La Parola è Vita

Ebrei 12:1-29

1Anche noi, dunque, davanti a questa grande folla di uomini di fede, dobbiamo sbarazzarci di tutto ciò che ci ostacola o ci trattiene, specialmente di quei peccati che ci imprigionano così facilmente; e dobbiamo correre con decisione la corsa che Dio ci ha proposto.

2Teniamo lo sguardo fisso su Gesù, nostra guida ed esempio perfetto di fede.

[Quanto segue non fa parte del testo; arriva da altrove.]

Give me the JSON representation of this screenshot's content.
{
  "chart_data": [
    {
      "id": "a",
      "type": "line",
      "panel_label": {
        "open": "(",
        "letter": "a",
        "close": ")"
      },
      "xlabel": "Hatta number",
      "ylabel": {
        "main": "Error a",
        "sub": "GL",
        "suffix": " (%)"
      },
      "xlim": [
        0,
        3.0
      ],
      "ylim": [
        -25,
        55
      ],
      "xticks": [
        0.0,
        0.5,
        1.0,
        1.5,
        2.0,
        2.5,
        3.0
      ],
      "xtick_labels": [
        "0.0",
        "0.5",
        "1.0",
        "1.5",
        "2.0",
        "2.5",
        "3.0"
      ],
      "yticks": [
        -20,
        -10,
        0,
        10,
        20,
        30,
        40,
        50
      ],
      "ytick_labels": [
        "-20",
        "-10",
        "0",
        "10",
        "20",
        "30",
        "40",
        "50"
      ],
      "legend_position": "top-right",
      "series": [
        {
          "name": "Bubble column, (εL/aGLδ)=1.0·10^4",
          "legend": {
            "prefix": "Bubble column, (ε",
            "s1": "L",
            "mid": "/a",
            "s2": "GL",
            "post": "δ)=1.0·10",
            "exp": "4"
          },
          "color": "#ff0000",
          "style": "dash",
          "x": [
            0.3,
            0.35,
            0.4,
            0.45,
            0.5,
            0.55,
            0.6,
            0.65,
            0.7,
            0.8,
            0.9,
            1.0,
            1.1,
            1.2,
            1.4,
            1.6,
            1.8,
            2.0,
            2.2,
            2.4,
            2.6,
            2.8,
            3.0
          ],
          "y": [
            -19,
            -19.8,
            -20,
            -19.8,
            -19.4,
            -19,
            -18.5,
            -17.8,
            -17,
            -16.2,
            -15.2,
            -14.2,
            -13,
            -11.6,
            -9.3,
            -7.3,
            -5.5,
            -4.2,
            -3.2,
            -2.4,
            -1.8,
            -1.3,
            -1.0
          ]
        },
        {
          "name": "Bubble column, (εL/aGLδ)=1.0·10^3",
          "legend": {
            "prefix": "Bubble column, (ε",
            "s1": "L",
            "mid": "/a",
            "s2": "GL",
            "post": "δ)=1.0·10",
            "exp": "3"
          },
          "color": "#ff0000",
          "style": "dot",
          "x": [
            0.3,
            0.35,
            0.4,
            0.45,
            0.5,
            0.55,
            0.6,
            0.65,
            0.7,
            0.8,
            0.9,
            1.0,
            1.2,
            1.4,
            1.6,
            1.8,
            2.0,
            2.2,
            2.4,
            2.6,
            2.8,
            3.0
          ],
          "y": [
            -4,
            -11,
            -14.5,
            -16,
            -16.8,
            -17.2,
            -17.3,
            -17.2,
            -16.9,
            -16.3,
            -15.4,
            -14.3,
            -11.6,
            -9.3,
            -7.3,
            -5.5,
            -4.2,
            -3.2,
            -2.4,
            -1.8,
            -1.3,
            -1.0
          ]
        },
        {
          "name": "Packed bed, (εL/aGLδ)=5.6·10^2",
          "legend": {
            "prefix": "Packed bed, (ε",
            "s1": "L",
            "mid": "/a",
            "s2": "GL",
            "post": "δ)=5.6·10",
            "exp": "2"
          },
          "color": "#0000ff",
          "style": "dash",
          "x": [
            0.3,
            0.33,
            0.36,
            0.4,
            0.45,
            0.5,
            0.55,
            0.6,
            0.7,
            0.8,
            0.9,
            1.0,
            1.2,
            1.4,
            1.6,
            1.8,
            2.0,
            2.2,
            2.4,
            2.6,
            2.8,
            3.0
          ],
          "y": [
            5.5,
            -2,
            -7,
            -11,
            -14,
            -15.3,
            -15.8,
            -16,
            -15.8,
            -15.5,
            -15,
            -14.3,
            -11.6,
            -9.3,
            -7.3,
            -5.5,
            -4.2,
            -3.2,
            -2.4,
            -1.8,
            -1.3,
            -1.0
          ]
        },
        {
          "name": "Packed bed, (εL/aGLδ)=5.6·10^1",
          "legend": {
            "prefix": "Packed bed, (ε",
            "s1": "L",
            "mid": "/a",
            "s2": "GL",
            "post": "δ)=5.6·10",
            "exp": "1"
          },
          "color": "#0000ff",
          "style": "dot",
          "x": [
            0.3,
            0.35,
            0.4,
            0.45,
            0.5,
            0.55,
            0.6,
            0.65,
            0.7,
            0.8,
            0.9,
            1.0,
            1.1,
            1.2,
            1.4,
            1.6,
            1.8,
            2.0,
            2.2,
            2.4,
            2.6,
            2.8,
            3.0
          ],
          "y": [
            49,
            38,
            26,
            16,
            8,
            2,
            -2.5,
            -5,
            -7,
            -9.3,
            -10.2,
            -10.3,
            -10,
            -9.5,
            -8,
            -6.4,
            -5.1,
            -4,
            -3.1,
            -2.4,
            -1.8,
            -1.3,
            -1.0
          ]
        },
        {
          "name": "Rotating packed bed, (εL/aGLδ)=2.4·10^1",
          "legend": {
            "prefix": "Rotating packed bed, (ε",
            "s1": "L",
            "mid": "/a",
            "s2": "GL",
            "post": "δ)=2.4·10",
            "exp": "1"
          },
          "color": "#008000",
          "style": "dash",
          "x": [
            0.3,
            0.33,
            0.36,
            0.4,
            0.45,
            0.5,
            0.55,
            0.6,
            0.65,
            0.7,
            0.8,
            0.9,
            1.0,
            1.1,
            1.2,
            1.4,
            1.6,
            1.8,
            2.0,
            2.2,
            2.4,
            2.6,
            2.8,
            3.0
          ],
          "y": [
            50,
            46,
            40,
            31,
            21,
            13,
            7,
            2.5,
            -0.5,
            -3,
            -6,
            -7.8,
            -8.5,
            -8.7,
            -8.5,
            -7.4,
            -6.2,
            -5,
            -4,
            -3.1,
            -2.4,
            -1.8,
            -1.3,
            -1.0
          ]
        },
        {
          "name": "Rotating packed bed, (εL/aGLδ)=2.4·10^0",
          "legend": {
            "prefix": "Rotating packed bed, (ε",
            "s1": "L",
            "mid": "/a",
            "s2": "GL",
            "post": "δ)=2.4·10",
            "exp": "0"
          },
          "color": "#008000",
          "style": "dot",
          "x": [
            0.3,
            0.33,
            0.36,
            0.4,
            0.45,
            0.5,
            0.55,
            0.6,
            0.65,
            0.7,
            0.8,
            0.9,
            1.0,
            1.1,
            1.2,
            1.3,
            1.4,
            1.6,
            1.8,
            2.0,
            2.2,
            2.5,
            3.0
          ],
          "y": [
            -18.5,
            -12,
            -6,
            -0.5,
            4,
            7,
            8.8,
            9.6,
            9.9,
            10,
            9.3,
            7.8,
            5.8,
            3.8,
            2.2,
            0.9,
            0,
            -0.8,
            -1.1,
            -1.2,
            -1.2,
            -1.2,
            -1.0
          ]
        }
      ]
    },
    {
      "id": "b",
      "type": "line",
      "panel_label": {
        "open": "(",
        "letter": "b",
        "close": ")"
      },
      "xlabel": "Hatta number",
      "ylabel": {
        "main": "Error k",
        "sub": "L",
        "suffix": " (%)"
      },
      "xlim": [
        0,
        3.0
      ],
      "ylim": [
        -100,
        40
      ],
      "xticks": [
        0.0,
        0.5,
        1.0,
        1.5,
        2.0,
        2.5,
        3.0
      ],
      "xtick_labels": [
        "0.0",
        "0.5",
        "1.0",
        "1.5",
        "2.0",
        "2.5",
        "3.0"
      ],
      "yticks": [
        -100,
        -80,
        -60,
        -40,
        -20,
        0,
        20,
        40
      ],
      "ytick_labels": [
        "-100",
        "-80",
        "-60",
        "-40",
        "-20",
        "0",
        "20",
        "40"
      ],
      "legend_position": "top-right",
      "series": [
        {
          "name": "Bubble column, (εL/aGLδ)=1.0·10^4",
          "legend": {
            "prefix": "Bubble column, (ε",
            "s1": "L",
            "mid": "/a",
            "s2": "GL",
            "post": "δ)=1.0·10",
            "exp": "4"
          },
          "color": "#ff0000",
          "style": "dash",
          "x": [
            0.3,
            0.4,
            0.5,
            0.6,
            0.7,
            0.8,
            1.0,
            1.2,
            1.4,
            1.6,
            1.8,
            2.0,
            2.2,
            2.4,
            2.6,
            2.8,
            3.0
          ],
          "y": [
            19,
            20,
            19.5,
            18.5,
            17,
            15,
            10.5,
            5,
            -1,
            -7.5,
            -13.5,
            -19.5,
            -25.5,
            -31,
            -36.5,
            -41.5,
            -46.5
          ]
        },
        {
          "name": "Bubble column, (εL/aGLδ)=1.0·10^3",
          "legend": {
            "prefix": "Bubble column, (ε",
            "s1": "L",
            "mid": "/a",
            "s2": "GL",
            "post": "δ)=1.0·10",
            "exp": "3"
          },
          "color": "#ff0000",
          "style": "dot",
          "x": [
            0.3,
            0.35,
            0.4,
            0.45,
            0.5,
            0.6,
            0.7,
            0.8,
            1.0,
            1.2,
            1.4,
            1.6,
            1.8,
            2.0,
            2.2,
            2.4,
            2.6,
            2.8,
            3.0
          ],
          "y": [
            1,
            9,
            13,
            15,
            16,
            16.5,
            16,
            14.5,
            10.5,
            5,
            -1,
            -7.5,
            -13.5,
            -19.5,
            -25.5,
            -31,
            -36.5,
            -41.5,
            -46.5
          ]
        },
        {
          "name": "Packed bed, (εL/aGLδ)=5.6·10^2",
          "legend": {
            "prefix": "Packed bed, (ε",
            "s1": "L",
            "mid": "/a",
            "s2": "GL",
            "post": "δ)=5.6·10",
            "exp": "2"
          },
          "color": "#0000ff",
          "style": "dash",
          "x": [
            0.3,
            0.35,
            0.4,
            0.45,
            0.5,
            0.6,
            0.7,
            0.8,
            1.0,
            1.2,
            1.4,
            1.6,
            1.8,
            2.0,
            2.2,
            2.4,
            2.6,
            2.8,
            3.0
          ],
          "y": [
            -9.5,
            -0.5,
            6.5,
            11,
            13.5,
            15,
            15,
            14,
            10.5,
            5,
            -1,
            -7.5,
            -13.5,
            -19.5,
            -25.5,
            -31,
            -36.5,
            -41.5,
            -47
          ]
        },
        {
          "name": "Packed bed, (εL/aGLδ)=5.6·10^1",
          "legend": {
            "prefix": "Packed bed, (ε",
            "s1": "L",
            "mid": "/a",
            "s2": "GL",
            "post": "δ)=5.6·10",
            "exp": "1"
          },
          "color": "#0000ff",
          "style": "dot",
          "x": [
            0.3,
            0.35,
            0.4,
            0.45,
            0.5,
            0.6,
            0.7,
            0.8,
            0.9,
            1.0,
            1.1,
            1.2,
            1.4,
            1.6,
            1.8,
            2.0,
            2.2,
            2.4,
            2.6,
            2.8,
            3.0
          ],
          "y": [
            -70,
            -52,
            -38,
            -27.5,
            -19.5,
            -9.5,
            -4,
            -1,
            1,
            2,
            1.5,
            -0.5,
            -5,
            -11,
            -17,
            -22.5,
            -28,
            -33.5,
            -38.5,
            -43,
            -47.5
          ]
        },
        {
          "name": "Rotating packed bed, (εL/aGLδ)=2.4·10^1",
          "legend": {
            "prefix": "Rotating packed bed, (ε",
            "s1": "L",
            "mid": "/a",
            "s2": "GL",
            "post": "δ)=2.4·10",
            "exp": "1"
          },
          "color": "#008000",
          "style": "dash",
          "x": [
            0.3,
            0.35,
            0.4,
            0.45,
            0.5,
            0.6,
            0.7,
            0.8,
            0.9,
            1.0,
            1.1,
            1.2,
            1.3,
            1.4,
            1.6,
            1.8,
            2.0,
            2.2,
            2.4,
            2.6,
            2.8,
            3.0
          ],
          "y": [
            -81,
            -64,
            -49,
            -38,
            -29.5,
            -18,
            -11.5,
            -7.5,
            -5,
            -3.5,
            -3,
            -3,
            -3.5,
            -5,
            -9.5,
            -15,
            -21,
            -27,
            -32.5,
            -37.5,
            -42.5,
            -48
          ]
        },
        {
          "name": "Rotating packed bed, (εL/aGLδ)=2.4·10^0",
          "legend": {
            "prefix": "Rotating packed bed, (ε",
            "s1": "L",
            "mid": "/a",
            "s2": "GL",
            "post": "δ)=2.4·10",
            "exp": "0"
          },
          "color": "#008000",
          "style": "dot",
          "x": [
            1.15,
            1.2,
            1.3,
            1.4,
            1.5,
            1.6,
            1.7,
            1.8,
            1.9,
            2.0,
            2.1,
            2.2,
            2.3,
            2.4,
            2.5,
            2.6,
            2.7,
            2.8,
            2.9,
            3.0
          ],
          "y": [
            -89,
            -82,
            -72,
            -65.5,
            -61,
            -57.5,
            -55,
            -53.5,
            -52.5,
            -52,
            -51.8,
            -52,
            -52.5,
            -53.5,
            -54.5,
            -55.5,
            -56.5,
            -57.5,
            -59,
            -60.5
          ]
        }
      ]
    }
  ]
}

Su Gesù che, in vista della gioia che avrebbe avuto, sopportò una morte vergognosa sulla croce, ed ora si è seduto al posto dʼonore alla destra del trono di Dio.

3Se volete evitare di perdervi dʼanimo e di stancarvi, pensate a Gesù che sopportò tanti attacchi da parte dei peccatori. 4Dopo tutto, non avete ancora lottato contro il peccato e la tentazione fino alla morte.

A che servono le punizioni di Dio?

5Avete forse dimenticato le parole incoraggianti che Dio vi ha detto come a dei figli? «Figlio mio, non dare poca importanza alla punizione del Signore. Non scoraggiarti, quando Dio ti dimostra dove hai sbagliato, 6perché il Signore corregge quelli che ama e usa il bastone con tutti quelli che riconosce come suoi figli».

7Lasciatevi dunque correggere dal Signore! Così facendo, egli vi tratta come figli. E quale è quel figlio che non viene mai corretto dal padre? 8Se Dio non vi punisce quando ne avete bisogno, come fa con tutti gli altri, allora significa che siete bastardi e non veri figli di Dio, insomma non fate parte della sua famiglia. 9E poi, se abbiamo rispettato i nostri padri carnali, che ci correggevano, a maggior ragione dobbiamo sottometterci a Dio per avere la vita!

10Infatti, i nostri padri terreni ci educavano solo per pochi anni, e secondo il loro criterio; Dio invece ci corregge per il nostro bene, per farci essere santi come è santo lui.

11È vero che essere puniti, lì sul momento, non piace a nessuno, anzi, fa male! In seguito, però, quelli che sono passati per questa scuola ne godono i frutti: una vita di pace e di giustizia.

12Perciò, risollevate le braccia stanche e restate saldi sulle ginocchia indebolite! 13Muovete i vostri passi sulla strada giusta, affinché chi vi segue, anche se debole e zoppo, non vada fuori strada, ma piuttosto guarisca!

14Fate ogni sforzo per vivere in pace con tutti ed essere santi, perché senza la santità nessuno vedrà il Signore. 15Badate che nessuno resti privo della grazia di Dio, e fate attenzione che non spuntino germogli velenosi a darvi fastidio e a contaminare la vita spirituale di molti di voi.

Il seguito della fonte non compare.